The practice of purchasing according to specification, which the supplier is responsible for meeting, allows the buyer to escape the
responsibilities of caveat emptor.5 The buyer’s inspector must be careful to assume no responsibility by the act of inspection, exactly according to the reservations of the buyer’s engineer in the case of design approval.
There is a simple saying, ‘You cannot inspect quality into a product’, which is in fact a half-truth that causes some misconceptions. The intent of the saying is that the quality of a product is primarily a result of the production process. There are several ways that inspection augments quality or, conversely, that inadequate inspection leads to quality deterioration.
• At the most fundamental level, any form of quality control is impossible without inspection. Control of any form depends on a closed loop of inspection and correction.
• As in quantum physics, observing a process changes the process. The performer who is watched jacks up his act, and if he gets into a situation where he cannot cope, any part of his workload which is not subject to inspection tends to suffer first.

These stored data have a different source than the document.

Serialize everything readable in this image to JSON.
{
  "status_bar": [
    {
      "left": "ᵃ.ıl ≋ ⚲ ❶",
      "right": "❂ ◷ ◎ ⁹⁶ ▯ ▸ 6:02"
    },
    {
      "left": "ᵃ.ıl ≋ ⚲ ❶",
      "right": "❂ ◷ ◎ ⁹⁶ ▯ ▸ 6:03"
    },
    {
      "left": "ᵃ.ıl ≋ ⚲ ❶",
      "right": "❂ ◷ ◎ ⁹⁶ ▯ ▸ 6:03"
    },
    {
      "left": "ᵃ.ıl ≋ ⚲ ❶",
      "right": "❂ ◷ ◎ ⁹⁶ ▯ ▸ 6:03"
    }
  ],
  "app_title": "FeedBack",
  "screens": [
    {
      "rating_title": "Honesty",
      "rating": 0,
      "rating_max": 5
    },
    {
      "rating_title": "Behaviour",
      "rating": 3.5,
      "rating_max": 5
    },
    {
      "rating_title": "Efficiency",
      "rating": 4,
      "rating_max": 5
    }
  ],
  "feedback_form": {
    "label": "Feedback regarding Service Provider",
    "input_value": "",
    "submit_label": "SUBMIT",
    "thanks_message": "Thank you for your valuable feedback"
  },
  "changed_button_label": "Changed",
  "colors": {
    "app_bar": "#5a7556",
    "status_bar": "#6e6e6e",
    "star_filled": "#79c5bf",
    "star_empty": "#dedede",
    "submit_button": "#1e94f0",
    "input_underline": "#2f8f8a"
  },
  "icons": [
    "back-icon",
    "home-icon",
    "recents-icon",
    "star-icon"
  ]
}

• In the case of 100 per cent-inspected product, once all the rejects have been separated the increase in quality rating of the remainder is obvious. Even the rejects can be increased in quality by assigning a new or restricted duty to their usage, and for this revised application the quality may be regarded as adequate.
• In conjunction with adequate record-keeping, inspection facilitates the identification and rectification of problems which may occur over the lifetime service of a component or group of components.
This is especially the case where such problems may arise out of design or specification inadequacy – the existence of the inspection and test documentation has ongoing potential value, rated as essential where the consequences of failure are severe.